Fun horse facts
Did you know?
A horse’s range of vision is 350 degrees with two small blind spots, one directly in front and one directly behind them.
Horses cannot breathe through their mouth, only through their nose.
Horses usually gallop at around 27 mph, but the fastest recorded sprinting speed of a horse was 55 mph.
There are around 350 breeds and types of horses around the world.
Most of the white horses that you see were actually a much darker color at birth and gradually turn white. These ‘white’ horses may start out as bay, chestnut, or almost black. Of course, these horses aren’t actually called white, but grey…
Horses with pink skin can get a sunburn
Most of the time, wherever a horse's ear is pointing is where the horse is looking with the eye on the same side.
If the ears are pointing in different directions, the horse is looking at two different things at the same time.

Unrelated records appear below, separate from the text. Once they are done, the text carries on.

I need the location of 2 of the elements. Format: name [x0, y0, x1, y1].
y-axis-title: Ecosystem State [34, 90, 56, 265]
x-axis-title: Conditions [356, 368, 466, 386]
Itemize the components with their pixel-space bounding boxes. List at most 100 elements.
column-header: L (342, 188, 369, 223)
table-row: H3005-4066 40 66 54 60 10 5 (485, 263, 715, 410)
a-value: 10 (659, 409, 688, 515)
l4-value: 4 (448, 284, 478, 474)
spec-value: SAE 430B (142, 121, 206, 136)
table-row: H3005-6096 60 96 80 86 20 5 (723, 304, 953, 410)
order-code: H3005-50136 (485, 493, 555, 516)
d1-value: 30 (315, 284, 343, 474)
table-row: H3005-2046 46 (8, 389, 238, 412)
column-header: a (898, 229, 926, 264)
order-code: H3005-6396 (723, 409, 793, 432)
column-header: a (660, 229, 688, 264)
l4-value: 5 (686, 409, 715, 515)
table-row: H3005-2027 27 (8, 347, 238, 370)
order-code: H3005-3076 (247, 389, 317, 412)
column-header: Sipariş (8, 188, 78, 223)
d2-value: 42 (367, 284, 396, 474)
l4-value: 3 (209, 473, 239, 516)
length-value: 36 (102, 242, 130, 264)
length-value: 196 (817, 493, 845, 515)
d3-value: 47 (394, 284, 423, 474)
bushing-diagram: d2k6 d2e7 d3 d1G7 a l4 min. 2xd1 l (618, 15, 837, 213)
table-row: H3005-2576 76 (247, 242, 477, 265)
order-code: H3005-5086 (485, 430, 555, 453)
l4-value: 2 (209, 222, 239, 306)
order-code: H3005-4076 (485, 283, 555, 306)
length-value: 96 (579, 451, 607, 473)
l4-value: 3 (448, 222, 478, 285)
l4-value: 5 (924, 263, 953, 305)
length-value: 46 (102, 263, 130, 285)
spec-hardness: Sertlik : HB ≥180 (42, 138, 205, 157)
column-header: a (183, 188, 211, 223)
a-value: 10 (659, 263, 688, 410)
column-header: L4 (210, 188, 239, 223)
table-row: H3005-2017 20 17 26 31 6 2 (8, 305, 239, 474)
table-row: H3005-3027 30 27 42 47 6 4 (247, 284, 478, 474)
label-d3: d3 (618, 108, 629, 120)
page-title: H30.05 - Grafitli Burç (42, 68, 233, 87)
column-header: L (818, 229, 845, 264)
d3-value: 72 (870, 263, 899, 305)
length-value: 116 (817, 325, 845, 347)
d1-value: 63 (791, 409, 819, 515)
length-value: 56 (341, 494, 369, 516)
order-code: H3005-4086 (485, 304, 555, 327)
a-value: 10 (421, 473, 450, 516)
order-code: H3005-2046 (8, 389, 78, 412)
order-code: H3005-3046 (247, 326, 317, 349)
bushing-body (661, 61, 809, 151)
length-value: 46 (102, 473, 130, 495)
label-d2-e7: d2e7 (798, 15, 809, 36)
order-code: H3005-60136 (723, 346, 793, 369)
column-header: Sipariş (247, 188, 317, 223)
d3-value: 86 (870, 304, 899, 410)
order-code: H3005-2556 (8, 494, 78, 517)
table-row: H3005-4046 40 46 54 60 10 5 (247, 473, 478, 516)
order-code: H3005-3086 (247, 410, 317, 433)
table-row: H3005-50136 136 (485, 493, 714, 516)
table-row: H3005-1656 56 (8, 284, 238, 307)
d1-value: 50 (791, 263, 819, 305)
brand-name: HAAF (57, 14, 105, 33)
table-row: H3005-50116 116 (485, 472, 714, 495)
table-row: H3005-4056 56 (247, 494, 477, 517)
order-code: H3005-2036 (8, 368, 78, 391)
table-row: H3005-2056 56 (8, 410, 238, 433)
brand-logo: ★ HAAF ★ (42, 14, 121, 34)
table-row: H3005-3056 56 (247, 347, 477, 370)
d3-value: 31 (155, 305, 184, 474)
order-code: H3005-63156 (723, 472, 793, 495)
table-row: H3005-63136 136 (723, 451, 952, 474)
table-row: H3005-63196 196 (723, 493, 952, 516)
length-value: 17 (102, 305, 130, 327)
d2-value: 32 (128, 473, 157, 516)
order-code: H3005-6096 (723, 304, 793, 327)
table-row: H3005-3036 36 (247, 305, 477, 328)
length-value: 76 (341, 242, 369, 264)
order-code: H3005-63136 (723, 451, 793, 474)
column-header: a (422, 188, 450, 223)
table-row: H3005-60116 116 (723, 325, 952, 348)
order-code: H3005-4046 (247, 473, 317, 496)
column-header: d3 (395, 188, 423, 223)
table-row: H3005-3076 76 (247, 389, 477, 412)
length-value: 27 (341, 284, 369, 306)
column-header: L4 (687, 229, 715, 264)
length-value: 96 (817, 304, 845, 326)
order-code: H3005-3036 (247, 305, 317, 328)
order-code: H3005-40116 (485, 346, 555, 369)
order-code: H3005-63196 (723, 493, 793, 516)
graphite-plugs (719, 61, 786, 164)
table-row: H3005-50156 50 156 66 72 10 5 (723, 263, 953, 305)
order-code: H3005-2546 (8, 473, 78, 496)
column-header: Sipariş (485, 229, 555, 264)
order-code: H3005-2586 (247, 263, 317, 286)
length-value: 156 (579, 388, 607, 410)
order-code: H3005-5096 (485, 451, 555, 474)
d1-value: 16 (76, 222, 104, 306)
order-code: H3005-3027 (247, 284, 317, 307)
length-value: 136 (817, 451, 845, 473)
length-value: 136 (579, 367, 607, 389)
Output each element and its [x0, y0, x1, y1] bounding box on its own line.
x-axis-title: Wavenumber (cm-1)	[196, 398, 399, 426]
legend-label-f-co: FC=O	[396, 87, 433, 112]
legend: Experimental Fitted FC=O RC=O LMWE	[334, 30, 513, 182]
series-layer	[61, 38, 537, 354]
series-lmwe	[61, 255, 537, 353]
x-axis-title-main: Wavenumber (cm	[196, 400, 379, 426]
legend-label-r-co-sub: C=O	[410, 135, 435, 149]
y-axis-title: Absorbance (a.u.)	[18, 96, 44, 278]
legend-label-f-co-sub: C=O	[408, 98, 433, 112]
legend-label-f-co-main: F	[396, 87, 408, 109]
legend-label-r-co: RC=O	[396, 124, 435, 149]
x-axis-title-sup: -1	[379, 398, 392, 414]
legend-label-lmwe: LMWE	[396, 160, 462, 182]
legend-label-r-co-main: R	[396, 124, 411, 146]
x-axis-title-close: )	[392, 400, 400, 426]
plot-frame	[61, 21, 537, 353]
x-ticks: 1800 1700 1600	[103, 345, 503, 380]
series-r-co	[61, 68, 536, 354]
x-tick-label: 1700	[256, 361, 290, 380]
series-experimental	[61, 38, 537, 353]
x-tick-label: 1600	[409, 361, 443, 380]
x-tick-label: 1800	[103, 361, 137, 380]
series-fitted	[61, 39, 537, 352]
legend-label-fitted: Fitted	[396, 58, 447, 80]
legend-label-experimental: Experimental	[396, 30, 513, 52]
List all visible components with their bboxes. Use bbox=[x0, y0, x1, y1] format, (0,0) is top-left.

In Wilbur, Washington, it is illegal to ride an ‘ugly horse.’ Do so and you risk a $300 fine.
Horses in Burns, Oregon, are allowed into the town’s taverns with their owner — provided their owner has paid for their admission, of course. (Haven’t tested this, but I kind of want to)

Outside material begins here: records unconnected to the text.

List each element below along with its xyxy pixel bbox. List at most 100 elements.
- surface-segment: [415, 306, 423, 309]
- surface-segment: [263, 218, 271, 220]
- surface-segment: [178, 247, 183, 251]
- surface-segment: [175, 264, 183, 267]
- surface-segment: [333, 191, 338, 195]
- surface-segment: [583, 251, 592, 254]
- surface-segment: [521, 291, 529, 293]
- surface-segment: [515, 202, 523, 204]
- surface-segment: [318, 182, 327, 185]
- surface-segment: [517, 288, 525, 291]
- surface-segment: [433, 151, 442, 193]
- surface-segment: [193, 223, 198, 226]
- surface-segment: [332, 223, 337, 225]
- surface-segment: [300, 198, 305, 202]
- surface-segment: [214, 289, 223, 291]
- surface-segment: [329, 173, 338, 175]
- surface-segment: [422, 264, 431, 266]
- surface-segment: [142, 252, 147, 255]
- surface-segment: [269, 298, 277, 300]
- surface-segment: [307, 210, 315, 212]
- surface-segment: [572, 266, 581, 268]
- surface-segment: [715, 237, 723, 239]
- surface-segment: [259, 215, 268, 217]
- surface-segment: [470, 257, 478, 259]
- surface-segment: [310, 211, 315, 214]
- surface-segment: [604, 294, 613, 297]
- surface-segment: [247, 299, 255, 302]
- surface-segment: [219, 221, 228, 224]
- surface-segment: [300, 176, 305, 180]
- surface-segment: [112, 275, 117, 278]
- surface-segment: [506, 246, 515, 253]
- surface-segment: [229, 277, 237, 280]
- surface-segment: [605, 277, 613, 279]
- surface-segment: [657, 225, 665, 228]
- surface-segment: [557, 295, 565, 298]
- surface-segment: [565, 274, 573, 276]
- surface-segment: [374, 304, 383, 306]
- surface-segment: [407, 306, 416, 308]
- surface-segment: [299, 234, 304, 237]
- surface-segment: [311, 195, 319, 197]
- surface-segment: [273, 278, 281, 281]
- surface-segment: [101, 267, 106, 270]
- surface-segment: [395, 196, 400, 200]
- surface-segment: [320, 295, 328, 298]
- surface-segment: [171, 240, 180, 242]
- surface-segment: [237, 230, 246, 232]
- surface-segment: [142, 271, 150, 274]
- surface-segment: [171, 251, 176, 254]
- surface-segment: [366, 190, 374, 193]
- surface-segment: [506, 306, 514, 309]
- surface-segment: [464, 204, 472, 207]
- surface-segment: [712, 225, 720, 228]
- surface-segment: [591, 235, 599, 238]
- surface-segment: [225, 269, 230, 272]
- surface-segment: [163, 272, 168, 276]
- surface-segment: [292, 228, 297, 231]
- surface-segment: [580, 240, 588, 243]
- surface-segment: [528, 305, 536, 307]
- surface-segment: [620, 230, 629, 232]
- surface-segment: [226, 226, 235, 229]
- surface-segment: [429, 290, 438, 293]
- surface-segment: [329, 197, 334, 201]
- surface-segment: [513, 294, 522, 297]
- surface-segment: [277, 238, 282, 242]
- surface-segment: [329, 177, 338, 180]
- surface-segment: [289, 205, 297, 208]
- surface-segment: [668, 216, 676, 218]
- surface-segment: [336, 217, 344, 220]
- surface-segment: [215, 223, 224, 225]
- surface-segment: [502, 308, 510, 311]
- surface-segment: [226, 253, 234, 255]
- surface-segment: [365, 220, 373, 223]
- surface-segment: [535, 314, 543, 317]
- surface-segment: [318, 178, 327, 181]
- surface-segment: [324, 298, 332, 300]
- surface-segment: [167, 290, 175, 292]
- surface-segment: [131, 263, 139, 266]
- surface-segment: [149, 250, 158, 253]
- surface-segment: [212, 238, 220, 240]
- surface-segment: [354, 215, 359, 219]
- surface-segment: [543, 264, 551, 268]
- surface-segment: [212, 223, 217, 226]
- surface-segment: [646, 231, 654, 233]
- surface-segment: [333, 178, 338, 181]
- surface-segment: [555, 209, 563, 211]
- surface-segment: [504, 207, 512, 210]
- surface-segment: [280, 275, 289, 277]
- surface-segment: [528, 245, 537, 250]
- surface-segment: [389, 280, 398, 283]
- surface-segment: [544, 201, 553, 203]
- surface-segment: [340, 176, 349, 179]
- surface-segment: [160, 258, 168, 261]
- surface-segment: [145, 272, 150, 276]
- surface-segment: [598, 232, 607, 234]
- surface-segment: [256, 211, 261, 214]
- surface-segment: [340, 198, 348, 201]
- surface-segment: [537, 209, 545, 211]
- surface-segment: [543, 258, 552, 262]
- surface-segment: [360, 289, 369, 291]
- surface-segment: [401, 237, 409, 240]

You can tell if a horse is cold by feeling behind their ears.
If that area is cold, so is the horse.
Horses produce approximately 10 gallons of saliva a day.
This is roughly 40 times the amount humans produce.
Horses have a sense of humor.
A fun horse fact is that horses are just that - funny! According to Dr. Sarah Ralston, VMD, PhD, DACVN, horses exhibit many “playful” behaviors throughout their life such as playing tag, mock fights, or nipping.
Horses use their ears, eyes, and nostrils to express their mood.
They also communicate their feelings through facial expressions. They can also understand human expressions and remember a person’s previous emotional state, adapting their behavior accordingly. This ability comes naturally to horses as they have complex facial expressions themselves.
Horses remember a lot.
You may have heard that elephants have an extremely superior memory. Did you know that horses are considered second in rank when it comes to memory in animals after elephants? Horses have great memories!
All existing horse breeds fit into five categories: hot-blooded, warm-blooded, cold-blooded/draft, pony, and miniature.
Hot-blooded horses include the Arabian, Thoroughbred, and Barb breeds with origins in the Middle East. In contrast, cold-blooded (heavy) horses and ponies developed in northern Europe. A warm blood horse refers to any breed whose ancestors were crosses between hot-blooded and cold-blooded/pony type breeds. Finally, miniature horse breeds are scaled-down versions of their big cousins with a specified maximum height.